SOLUTION: When an operation of a shift switch 22 is prohibited due to shortage of a brake operation, a state where the operation of the shift switch 22 is prohibited due to shortage of the brake operation is notified by notifying of the insufficient brake operation before contact to the shift switch 22 of an operation hand F. Therefore, a driver can know the insufficient brake operation before contact to the shift switch 22 of the operation hand F. Consequently, the driver can perform a shift operation without confusion.

SELECTED DRAWING: Figure 3

COPYRIGHT: (C)2024,JPO&INPIT

Description

The present invention relates to a shift device.

2. Description of the Related Art A shift-by-wire type shift device is known in which a shift range position can be changed by a touch of a driver's operating hand (see, for example, Patent Document 1).

Patent Document 1 discloses a button-type electronic gear shift device in which a driver can change a gear shift stage by operating any one of a plurality of buttons and selecting a desired gear shift stage.

By the way, in such a shift device, it is preferable to make the driving operation safe.

US Patent Application Publication No. 2016/0363214

The present invention takes the above-mentioned facts into account and aims to provide a shift device that allows safe driving operations.

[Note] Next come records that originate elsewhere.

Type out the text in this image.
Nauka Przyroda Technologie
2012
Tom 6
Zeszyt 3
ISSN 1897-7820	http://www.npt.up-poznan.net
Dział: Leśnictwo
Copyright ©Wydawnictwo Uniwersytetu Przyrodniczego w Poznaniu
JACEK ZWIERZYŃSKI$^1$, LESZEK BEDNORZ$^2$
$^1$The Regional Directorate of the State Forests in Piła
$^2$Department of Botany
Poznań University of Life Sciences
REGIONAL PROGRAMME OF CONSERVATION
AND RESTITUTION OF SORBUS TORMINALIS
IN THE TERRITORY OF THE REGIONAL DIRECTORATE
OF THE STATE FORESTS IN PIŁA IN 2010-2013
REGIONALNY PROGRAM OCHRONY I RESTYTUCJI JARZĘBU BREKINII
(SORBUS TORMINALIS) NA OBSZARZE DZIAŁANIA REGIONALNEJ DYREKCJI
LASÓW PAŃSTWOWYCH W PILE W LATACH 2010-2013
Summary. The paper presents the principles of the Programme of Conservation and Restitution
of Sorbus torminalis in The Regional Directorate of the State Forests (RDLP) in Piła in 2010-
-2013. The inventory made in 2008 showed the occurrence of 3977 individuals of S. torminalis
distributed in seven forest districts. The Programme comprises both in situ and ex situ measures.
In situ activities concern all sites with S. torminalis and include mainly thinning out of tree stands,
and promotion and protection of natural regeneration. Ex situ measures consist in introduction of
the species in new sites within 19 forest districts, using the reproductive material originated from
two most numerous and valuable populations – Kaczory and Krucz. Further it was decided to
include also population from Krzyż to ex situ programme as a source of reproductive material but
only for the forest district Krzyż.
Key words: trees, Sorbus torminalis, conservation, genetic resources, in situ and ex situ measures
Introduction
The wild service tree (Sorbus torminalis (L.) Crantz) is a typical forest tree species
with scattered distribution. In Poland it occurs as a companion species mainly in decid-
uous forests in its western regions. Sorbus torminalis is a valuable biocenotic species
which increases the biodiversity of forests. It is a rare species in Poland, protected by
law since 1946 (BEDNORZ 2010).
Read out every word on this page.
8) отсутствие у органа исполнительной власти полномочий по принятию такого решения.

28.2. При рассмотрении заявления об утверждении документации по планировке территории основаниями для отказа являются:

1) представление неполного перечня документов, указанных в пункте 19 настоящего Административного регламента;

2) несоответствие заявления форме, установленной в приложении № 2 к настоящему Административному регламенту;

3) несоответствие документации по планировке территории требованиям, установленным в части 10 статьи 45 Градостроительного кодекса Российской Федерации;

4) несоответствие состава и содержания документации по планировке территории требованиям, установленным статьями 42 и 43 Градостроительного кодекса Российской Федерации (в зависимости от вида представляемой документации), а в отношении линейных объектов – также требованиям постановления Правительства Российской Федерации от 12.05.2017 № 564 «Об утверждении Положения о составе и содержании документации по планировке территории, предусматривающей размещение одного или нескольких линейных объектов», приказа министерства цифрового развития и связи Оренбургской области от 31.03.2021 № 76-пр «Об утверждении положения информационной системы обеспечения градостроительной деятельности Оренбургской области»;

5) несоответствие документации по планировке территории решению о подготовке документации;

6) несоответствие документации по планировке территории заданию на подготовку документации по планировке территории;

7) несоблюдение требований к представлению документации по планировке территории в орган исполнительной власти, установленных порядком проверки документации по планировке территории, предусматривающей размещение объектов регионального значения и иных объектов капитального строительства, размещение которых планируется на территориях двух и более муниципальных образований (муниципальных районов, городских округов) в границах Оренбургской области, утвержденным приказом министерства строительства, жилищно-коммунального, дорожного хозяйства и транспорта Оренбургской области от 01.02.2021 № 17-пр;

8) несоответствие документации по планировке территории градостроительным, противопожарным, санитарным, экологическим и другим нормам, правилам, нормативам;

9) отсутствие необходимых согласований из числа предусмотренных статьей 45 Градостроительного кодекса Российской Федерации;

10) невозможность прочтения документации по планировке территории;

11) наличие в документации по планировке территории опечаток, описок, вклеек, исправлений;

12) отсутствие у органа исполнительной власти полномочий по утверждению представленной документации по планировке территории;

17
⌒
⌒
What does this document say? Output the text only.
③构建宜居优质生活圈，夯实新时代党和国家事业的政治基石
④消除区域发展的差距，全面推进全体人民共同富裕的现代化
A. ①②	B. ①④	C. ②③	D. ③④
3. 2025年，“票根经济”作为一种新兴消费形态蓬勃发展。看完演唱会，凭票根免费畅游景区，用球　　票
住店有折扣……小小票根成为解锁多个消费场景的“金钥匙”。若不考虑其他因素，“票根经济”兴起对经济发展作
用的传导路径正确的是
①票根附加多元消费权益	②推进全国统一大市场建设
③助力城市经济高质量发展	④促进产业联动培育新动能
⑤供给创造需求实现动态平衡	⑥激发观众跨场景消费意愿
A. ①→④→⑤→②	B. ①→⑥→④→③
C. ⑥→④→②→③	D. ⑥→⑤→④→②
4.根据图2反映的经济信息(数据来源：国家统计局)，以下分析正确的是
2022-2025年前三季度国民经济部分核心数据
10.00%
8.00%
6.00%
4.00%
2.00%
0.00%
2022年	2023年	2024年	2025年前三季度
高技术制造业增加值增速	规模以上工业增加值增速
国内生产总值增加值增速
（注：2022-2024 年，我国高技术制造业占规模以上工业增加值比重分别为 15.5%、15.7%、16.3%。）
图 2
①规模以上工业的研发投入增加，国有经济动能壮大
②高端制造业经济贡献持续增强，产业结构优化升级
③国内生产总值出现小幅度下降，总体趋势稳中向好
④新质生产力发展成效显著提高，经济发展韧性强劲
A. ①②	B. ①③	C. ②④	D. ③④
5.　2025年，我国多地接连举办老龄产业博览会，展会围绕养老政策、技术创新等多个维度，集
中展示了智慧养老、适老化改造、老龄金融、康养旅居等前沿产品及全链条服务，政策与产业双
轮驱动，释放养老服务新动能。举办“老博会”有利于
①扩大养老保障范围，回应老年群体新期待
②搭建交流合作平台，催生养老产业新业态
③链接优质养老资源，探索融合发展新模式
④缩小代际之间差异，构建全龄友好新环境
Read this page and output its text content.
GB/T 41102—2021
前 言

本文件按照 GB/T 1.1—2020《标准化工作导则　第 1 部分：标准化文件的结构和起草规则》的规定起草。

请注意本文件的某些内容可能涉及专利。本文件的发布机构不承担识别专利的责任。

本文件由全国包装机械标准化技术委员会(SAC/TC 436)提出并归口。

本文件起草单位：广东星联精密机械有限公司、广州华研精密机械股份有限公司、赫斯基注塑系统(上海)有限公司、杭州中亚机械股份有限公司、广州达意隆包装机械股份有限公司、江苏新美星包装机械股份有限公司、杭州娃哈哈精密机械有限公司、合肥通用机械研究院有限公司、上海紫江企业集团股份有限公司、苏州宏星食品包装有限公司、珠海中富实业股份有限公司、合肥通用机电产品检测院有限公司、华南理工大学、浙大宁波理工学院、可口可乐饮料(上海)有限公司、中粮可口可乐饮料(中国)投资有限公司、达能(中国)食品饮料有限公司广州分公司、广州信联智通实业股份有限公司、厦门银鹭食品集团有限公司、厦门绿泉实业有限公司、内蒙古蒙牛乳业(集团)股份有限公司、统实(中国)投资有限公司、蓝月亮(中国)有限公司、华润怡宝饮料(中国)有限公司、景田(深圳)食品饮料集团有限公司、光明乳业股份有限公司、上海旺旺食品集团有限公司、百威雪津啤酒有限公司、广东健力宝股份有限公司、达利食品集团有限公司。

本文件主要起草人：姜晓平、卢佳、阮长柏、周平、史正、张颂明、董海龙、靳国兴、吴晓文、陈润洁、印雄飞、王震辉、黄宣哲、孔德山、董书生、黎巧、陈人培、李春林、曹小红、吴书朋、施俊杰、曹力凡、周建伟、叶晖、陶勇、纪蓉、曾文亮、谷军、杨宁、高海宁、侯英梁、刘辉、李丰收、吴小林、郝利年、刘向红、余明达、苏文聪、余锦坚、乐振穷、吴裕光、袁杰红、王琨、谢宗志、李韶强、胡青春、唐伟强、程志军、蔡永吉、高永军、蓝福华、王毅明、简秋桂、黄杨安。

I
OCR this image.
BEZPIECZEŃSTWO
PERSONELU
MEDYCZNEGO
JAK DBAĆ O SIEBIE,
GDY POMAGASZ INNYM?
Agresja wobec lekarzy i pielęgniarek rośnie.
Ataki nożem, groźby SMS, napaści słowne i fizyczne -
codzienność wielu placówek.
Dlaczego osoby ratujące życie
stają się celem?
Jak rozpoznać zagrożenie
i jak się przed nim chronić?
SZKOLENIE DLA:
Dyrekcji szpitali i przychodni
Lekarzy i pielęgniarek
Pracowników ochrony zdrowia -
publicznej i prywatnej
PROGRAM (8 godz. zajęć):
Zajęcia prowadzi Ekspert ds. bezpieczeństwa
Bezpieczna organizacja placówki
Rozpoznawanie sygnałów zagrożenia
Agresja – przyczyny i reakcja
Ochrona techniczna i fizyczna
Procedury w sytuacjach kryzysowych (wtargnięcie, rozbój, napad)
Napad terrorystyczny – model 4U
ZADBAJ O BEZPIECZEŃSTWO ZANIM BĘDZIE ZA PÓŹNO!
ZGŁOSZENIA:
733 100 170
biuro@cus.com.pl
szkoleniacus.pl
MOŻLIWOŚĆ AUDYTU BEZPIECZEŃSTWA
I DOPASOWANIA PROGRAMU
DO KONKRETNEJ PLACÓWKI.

A shift device according to a first aspect of the present invention includes a shift switch that gives an operation instruction by contact with an operating hand, and when operation of the shift switch is prohibited due to a lack of a predetermined vehicle condition, the shift device includes a shift switch that gives an operation instruction by contact with an operator; and a notification section that provides notification before an operator's hand touches the shift switch.

A shift device according to a second aspect of the present invention is the shift device according to the first aspect of the present invention, further comprising an approach detection section that detects the approach of an operating hand to the shift switch, and the notification section is configured to detect the proximity detection section of the approach detection section. Notify based on detected information.

In a shift device according to a third aspect of the present invention, in the shift device according to the first or second aspect of the present invention, the predetermined vehicle state is a brake operation state.

In the shift device according to a fourth aspect of the present invention, in the shift device according to any one of the first to third aspects of the present invention, the predetermined vehicle state is a state related to vehicle speed.

In a shift device according to a fifth aspect of the present invention, in the shift device according to any one of the first to fourth aspects of the present invention, the notification section is an icon indicating the predetermined vehicle state.

In a shift device according to a sixth aspect of the present invention, in the shift device according to a fifth aspect of the present invention, the icon is arranged alongside the shift switch.

In the shift device according to a seventh aspect of the present invention, in the shift device according to any one of the first to sixth aspects of the present invention, when operation of the shift switch is prohibited due to lack of a predetermined vehicle condition, the shift device is prohibited. The shift switch is provided with a second notification section that notifies the user of the shift switch being turned on before the operator's hand touches the shift switch.

In the shift device of the first aspect of the present invention, when operation of the shift switch is prohibited due to lack of a predetermined vehicle condition, the insufficient vehicle condition is notified before the operator touches the shift switch. This notifies the driver that operation of the shift switch is prohibited due to lack of a predetermined vehicle condition. Therefore, the driver can know the insufficient vehicle condition before the operator touches the shift switch. As a result, the driver can perform shift operations without being confused. Therefore, driving operation can be made safer.

In the shift device according to the second aspect of the present invention, the notification section provides notification based on the detection information of the approach detection section, so that notification is given when the operator approaches the shift switch. Therefore, the predetermined vehicle condition that is lacking can be known immediately before selecting the shift switch. As a result, the driver can perform shift operations without being confused.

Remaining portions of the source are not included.